Boston Marathon Trivia, or Things You (Probably) Didn’t Know About the Big Race

Like so many New England sports traditions, the Boston Marathon is surrounded by lore and legend.

Boston Marathon, circa 1930. Photo courtesy Boston Public Library, Leslie Jones collection.

Boston Marathon, circa 1930. Photo courtesy Boston Public Library, Leslie Jones collection.

What Bostonian doesn’t know about Heartbreak Hill, Johnny Kelley and Rosie Ruiz?

But a few things can escape a fan’s attention, especially when the event has hosted hundreds of thousands of runners over its 122 years.

Boston Marathon Facts

Here are seven things you may not know about the big race:

  • Tarzan Brown wouldn’t have run the 1939 Boston Marathon if someone hadn’t given him a dollar. The chronically unemployed runner showed up in Hopkinton without the $1 entrance fee. Walter Brown, who fired the starting gun, gave the Narragansett the dollar. Tarzan Brown won the race.
  • There were two Johnny Kelleys, Johnny Kelley the Elder and John J. Kelley the Younger, the Boston Marathon’s Connecticut connection. Johnny Kelley, born in Norwich, Conn., won the Boston Marathon in 1957. He became a successful running coach at Fitch High School in Groton, Conn., where he coached the 1968 Boston Marathon winter, Amby Burfoot. Burfoot roomed with Bill Rodgers, four-time Marathon winner, at Wesleyan University in Middletown, Conn. Rodgers, born in Hartford, invited runner Greg Meyer to move to Boston, where Meyer won the Marathon in 1983.
  • Prize money wasn’t awarded until 1986, due to the sponsorship of John Hancock Financial Services.
  • Clarence DeMar won seven Boston Marathons despite a five-year layoff on his doctor’s advice. His doctor detected a slight heart murmur and advised him to stop running because, he believed, running weakened the heart. DeMar’s doctor wasn’t alone in believing that running was dangerous. For many years the marathon required a pre-race physical, and doctors decided whether runners were fit to race. In 1958, three runners declared unfit finished in the top 10. Medical science has advanced since then.

Choice Epithets

  • Roberta ‘Bobbi’ Gibb was the first woman to run the entire Boston Marathon. She was a spiritualist who discovered inner peace while running up to 40 miles a day. In 1966 she put on a black bathing suit and her brother’s big Bermuda shorts and hid in the bushes near the start. She finished in three hours, 21 minutes and 40 seconds. The crowd cheered her wildly along the way, but not everyone approved. Celtics coach Red Auerbach was perplexed. “I can’t get guys to run around the floor and a small broad goes out there and runs a marathon,” Auerbach said. “I don’t know what the world is coming to.”
  • The Boston Marathon for many years was run by two old friends, Will Cloney, a sportswriter, and Jock Semple, a trainer for the Celtics and Bruins. Semple had a penchant for physically attacking non-serious runners. In 1959 he chased a runner wearing a clown mask, tackled him from behind and beat him until police pulled him off. “He hurls not only his body at them, but also a rather choice array of epithets,” Cloney said. “Jock’s method of attack is apt to vary.” In 1967, before women could run officially, Kathrine Switzer evaded Semple’s radar by entering under “K. V. Switzer.” When he discovered a woman running the marathon, he tried to rip her number off. “Get the hell out of my race and give me those numbers,” he shouted, according to Switzer. Her boyfriend shoved Semple out of the way, but photos of Semple grabbing Switzer’s numbers made world news.

One Beer, One Cigar

  • Gerard Cote, the ‘fabulous Frenchman,’ wouldn’t talk to reporters immediately after winning the race in 1948. He told them, “Gentlemens, gentlemens! One beer! One cigar! Then we talk about the race, eh!” He won three other Boston Marathons, in 1940, 1943 and 1944.

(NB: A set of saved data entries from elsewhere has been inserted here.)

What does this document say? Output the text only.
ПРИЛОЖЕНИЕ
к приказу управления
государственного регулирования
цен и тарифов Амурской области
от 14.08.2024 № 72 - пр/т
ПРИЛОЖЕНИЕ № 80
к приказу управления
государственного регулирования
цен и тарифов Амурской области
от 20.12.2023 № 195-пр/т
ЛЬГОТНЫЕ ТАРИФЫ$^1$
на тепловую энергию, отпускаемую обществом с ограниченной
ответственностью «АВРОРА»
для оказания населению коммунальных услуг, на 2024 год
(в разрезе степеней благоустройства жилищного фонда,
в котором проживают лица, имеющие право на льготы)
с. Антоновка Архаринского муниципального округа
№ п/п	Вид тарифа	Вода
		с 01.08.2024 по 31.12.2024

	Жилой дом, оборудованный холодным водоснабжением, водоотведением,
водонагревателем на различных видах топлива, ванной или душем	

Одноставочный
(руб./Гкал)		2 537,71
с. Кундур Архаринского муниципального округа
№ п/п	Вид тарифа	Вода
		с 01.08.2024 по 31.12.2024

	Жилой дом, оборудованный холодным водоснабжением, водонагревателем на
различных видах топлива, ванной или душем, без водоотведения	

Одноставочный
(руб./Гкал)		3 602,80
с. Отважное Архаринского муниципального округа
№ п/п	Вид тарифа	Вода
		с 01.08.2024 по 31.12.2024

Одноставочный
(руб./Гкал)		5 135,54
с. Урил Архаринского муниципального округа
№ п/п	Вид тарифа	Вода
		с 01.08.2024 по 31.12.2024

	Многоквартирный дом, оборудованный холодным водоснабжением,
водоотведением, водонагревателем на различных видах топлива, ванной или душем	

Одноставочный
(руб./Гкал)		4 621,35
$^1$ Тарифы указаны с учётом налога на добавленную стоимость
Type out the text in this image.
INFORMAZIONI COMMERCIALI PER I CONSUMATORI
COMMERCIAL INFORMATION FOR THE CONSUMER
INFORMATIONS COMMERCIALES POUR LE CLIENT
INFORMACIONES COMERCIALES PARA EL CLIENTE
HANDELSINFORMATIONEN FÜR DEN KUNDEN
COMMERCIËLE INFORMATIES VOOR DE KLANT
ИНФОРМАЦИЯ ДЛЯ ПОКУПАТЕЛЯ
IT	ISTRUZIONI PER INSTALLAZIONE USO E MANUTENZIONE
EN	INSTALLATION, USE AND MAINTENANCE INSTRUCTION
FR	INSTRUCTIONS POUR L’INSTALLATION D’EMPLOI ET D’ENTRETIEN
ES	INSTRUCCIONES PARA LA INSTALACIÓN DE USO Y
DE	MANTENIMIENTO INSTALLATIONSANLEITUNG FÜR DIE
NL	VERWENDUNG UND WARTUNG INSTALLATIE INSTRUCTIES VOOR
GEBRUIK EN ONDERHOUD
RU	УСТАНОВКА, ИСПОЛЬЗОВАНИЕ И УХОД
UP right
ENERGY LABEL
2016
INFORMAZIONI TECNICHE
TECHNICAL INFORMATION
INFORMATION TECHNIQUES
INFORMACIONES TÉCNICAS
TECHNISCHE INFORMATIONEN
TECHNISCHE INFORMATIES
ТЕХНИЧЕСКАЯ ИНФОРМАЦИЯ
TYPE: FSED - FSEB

BONUS ITEM: Thanks to reader Don Mathesen, we’re adding “The Run for the Hoses.” One hour before the noon start in 1976, the temperature reached an unseasonable 100 degrees. Race fans sprayed water from garden hoses on the runners to cool them off. Jack Fultz, a Georgetown University graduate student, first crossed the finish line — sopping wet — that year.

This story about the Boston Marathon was updated in 2021.